I recently saw a video online showing a guy dropping a watermelon from shoulder height, first with the watermelon sitting in a helmet and then without. The watermelon broke open with the second fall, "proving" that helmets work. But in fact, that's not how helmets work. The danger we face is not a fall that would split our skulls like a watermelon - our helmets aren't strong enough to protect us against that much force anyway (they're only certified by dropping them from 4 meters)!

The danger we face is the internal collision between our brains and our skulls, and the resulting cerebral hemorrhage - that's how Natasha Richardson died, after refusing medical care for the 3 hours following her fall. We also face a danger from having our necks broken by a severe twisting or jerking of the head. Thus the job of the helmet is to cushion our heads against sudden decelerations - it's the helmet lining that's saving your life, not the hard shell.

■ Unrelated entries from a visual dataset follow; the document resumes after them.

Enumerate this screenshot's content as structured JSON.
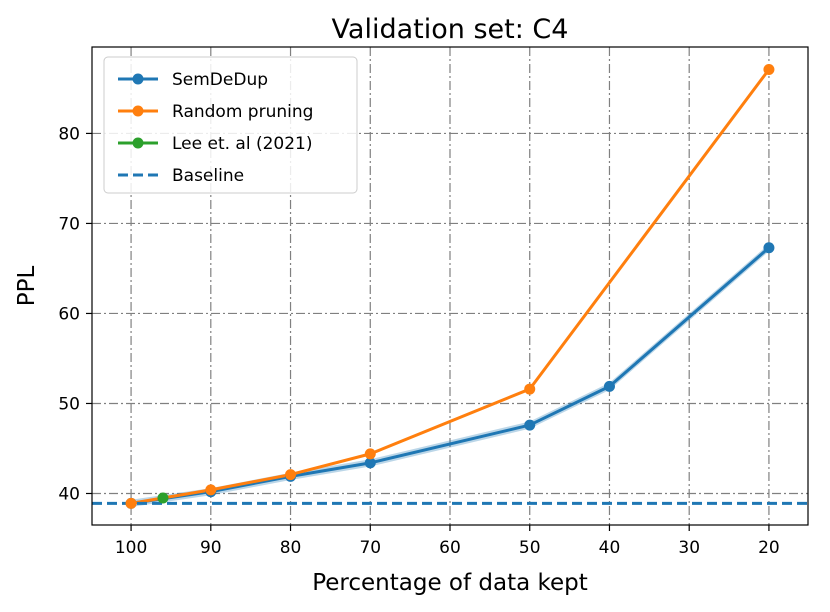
{
  "chart_data": {
    "type": "line",
    "title": "Validation set: C4",
    "xlabel": "Percentage of data kept",
    "ylabel": "PPL",
    "x_inverted": true,
    "xlim": [
      104.9,
      15.1
    ],
    "ylim": [
      36.5,
      89.6
    ],
    "xticks": [
      100,
      90,
      80,
      70,
      60,
      50,
      40,
      30,
      20
    ],
    "yticks": [
      40,
      50,
      60,
      70,
      80
    ],
    "grid": true,
    "legend_position": "top-left",
    "series": [
      {
        "name": "SemDeDup",
        "color": "#1f77b4",
        "style": "solid-marker",
        "x": [
          100,
          90,
          80,
          70,
          50,
          40,
          20
        ],
        "y": [
          38.9,
          40.2,
          41.9,
          43.4,
          47.6,
          51.9,
          67.3
        ],
        "band": 0.4
      },
      {
        "name": "Random pruning",
        "color": "#ff7f0e",
        "style": "solid-marker",
        "x": [
          100,
          90,
          80,
          70,
          50,
          20
        ],
        "y": [
          38.9,
          40.4,
          42.1,
          44.4,
          51.6,
          87.1
        ]
      },
      {
        "name": "Lee et. al (2021)",
        "color": "#2ca02c",
        "style": "solid-marker",
        "x": [
          96
        ],
        "y": [
          39.5
        ]
      },
      {
        "name": "Baseline",
        "color": "#1f77b4",
        "style": "dashed",
        "y_constant": 38.9
      }
    ]
  }
}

There are several theories as to why helmeted skaters are injured more, not less. Some people think skaters with helmets take more risks - I don't see that. Some people think that sweat or the extra weight reduce vision - I don't think that's a big effect. Some people think that only beginners wear helmets - I don't think that's true, nor do I think beginners get injured more.

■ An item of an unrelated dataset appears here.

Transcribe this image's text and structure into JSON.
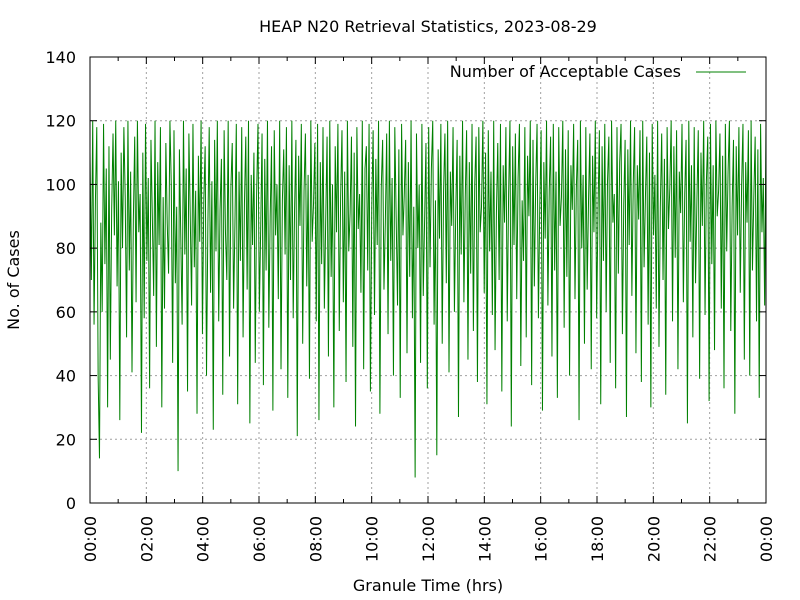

I think it's an attitude thing: a skater who chooses to wear a helmet makes other decisions that make him more likely to fall, and much more likely to get hurt. For instance, those skaters are much more likely to try to brake when they feel they're going too fast, while less fearful skaters might choose to ride out the descent in the security position without braking. Skaters with helmets more often brake with heel brakes instead of T-braking, which is much easier and more effective.

Likewise, fearful skaters tend to slow down as a first response to anything: bad pavement, cobblestones, sand, water or whatever. Not only does slowing down rob them of the stability of speed - think how much easier it is to ride a bicycle faster rather than slower - but braking itself makes them less stable. So they fall more often, and get injured more often. Generally, it is far more worthwhile to try to prevent accidents than to try to survive them.

Wearing a helmet while you skate probably isn't going to kill you, but it probably won't save your life, either. More important is to master the basics of skating - skating on one skate, the security position, and T-braking - and to skate with confidence instead of fear. And telling people to wear helmets (and all the other roller-derby protections) doesn't make them more confident. Skating is not a dangerous sport - it's much safer than descending a staircase or sitting on a bar stool while drinking. So let's help people master their fear and become better skaters.